In Lisbon, we had a relatively short list of must-sees (and a relatively long list of must-eats). By then, it was clear that Finn was struggling a bit with the time change and the schedule shift. So, we really wanted to make it easy for ourselves. Our daily plans went something like this: get up, eat pastries, wander, eat snacks, wander, take a nap, wander, eat dinner, eat gelato. To be honest, that’s pretty much the perfect itinerary with kiddos, as the more rigid the schedule and the more you try to pack in, the more likely everyone is going to be cranky.

As it turned out, we were within easy walking distance of a lot of the restaurants we wanted to try and places we wanted to see and, when we needed to venture a bit further, Ubers were plentiful. Just like in Alvor, we relied on them at least a couple of times a day, especially since walking in Lisbon is a bit tricky. It’s known as the “city of seven hills”–and with good reason. It’s like San Francisco on steroids. There are steep hills, staircases with 500+ stairs, very small cobblestone sidewalks (which are slippery, btw), and windy streets everywhere. Whereas Portugal was one of the most kid-friendly places we’ve been, Lisbon is probably the least stroller-friendly city on the planet. Luckily, Finn is a great walker, and Sona wore Elias everywhere in the Ergo.

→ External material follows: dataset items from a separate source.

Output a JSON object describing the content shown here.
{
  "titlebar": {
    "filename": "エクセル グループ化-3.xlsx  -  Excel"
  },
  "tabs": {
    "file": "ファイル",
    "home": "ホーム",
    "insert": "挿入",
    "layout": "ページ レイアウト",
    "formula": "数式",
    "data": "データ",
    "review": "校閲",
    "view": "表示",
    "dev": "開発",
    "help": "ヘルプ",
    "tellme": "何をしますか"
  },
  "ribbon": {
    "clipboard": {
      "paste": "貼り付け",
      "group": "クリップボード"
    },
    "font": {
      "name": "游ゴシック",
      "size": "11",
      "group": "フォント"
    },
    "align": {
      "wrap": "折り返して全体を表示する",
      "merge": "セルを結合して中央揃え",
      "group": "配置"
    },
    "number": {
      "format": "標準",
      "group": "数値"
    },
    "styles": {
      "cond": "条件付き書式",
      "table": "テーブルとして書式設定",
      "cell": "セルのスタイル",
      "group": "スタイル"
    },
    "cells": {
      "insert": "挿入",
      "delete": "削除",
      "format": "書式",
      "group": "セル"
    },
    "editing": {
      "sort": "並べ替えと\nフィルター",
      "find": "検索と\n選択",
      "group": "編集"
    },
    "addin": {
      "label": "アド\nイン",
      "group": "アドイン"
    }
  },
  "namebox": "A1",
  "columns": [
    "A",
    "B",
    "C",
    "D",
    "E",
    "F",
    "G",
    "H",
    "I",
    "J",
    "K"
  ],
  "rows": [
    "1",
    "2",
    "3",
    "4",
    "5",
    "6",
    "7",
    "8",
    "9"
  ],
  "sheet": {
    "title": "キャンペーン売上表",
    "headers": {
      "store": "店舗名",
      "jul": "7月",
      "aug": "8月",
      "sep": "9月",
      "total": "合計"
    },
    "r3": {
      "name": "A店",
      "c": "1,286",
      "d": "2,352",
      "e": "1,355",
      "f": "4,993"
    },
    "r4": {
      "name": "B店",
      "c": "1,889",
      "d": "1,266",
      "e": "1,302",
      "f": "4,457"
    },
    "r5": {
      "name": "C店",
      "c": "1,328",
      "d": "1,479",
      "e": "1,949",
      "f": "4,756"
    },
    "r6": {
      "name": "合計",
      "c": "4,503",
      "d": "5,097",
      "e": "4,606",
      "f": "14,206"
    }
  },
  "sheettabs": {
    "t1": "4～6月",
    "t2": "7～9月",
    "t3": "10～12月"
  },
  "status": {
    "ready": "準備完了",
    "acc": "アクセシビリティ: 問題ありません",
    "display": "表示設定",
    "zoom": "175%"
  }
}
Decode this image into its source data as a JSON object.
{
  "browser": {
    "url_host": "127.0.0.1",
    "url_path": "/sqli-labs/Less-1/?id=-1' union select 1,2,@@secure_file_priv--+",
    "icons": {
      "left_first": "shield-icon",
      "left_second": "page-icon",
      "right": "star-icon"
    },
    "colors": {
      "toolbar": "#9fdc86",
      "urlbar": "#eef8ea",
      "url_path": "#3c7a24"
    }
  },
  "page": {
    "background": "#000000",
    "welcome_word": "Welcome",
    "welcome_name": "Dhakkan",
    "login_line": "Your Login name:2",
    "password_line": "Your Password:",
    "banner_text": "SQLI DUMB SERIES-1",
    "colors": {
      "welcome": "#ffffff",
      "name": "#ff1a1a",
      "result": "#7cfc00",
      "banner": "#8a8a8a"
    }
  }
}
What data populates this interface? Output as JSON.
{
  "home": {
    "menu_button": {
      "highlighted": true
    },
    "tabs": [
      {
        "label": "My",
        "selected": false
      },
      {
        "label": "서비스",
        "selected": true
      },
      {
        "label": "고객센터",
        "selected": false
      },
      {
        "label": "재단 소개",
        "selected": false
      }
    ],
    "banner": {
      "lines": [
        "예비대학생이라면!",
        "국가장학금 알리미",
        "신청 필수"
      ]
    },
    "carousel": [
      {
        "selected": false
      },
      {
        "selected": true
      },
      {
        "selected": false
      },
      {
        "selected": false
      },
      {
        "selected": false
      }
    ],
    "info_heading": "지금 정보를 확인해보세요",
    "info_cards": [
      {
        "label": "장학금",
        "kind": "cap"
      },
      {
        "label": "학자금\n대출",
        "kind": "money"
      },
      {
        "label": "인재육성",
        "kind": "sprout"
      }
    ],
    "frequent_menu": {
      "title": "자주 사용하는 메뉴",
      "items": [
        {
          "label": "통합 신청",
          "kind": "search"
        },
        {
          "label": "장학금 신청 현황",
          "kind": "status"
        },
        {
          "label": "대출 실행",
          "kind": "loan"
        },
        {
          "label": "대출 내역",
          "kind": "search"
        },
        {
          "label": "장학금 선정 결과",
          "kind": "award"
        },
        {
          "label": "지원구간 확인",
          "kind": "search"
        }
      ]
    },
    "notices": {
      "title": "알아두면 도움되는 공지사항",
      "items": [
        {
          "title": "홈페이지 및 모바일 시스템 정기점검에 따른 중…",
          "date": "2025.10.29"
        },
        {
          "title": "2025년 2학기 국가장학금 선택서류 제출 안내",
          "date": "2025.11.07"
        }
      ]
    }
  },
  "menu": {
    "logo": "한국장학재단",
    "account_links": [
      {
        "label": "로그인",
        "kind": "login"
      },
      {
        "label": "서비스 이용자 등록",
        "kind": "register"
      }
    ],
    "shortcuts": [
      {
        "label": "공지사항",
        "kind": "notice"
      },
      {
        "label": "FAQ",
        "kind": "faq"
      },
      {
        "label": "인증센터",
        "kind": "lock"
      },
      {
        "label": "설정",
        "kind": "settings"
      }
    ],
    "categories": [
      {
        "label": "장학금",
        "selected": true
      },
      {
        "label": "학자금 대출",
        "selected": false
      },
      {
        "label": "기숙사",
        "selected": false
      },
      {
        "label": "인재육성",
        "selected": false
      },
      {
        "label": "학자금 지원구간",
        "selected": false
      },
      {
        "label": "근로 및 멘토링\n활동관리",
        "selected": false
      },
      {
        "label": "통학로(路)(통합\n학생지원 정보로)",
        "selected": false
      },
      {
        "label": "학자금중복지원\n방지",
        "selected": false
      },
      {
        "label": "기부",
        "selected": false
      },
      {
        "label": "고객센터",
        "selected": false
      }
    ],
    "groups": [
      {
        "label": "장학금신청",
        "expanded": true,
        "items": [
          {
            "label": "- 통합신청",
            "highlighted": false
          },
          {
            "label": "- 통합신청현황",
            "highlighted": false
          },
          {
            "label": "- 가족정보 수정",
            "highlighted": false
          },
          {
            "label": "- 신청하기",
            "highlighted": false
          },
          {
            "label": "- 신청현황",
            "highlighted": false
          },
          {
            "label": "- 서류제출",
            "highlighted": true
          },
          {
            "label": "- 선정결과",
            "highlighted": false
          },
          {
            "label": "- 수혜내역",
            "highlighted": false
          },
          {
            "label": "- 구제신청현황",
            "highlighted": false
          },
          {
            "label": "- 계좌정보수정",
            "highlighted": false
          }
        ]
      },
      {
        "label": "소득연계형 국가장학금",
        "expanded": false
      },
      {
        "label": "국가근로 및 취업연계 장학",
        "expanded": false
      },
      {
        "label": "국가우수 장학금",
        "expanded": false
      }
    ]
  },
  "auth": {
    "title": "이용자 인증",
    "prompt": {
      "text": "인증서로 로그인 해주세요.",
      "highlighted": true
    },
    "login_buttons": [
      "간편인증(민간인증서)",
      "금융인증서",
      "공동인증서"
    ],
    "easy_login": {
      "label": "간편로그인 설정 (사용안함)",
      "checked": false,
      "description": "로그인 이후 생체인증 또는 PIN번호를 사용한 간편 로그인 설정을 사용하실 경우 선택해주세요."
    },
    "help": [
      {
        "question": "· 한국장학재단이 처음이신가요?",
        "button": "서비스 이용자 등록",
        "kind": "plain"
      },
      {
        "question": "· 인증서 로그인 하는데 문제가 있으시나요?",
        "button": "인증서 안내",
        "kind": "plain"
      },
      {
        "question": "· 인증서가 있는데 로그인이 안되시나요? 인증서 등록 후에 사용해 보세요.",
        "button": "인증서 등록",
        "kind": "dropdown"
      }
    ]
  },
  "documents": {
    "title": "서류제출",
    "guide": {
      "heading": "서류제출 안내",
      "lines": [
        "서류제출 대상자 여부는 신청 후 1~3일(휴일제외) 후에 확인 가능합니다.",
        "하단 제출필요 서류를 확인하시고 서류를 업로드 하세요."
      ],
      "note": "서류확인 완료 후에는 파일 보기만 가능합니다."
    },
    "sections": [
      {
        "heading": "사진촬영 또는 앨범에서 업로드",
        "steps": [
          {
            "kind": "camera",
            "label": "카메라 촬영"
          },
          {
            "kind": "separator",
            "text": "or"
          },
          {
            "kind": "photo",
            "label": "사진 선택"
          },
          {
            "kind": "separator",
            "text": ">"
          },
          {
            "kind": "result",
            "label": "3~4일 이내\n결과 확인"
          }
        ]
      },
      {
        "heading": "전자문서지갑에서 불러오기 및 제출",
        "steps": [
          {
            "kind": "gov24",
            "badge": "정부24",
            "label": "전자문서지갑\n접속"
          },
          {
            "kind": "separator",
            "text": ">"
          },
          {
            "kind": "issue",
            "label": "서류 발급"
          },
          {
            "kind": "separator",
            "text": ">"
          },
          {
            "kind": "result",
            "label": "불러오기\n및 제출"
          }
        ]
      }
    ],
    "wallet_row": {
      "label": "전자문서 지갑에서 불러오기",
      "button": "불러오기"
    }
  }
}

But as promised, Lisbon–and the whole country–were extremely kid/baby-friendly. If you have a little one, you get to go to the front of the line pretty much anywhere: grocery stores, security lines at airports, museums, etc. And every restaurant we went to–no matter how nice–had families with small children. It just seemed to be a non-issue, which was really nice.

Lisbon is a photographer’s dream and, thusly, I fell in love. It reminded us a lot of Barcelona, which is our other favorite city in the world. It’s old and new–weathered and immaculately beautiful. There’s colorful tile and stucco and charm around every single corner, and each neighborhood has it’s own personality.

It’s also a fantastic city to eat in. The restaurants and cafes and bakeries are plentiful, as are the food halls. We loved grabbing small bites and heading outside to eat in a park or on a bench somewhere. Finn loved the french fries and all of the walking and the trolleys and the tuk tuk and the GELATO–good lord, the gelato. Plus, wine is CHEAP.

Sona and I loved Lisbon so much–and Sintra, which I’ll post about next–that we’re already plotting a return visit. In the meantime, here’s some photos from our time in the city, along with some recommendations.

  

Our Lisbon Faves and Recommendations:

  • early in your visit, take a tuk tuk tour with Tuk Tuk Tiejo
  • visit the LX Factory on one of their outdoor market days
  • look at the trolleys, but avoid riding them–they are SO busy
  • visit the TimeOut Market, but try to go during off-hours
  • go see the Tower of Belem and get the famous custard tarts at Pasteis de Belem
  • eat at Oficio and Bairro de Avillez and Tartine
  • get the AYCE tapas at Bairrices; save room for dessert
  • get gelato at Santini and Sorbettino (we preferred the latter)
  • Get lunch at Campo de Ourique market and eat it at Jardim da Estrela
  • explore Barrio Alto (during the day with kids and at night with adults)
  • get lost in Alfama (but bring your walking shoes)

(I should also note that Lisbon has a lot of more kid-centric stuff to do, including the best aquarium in Europe and a great zoo. However, since we live in Chicago and have access to that stuff all of the time, we try to use vacations as an opportunity to do some things we don’t get to do at home. So, for this trip, we didn’t hit up those spots, but they come highly recommended.)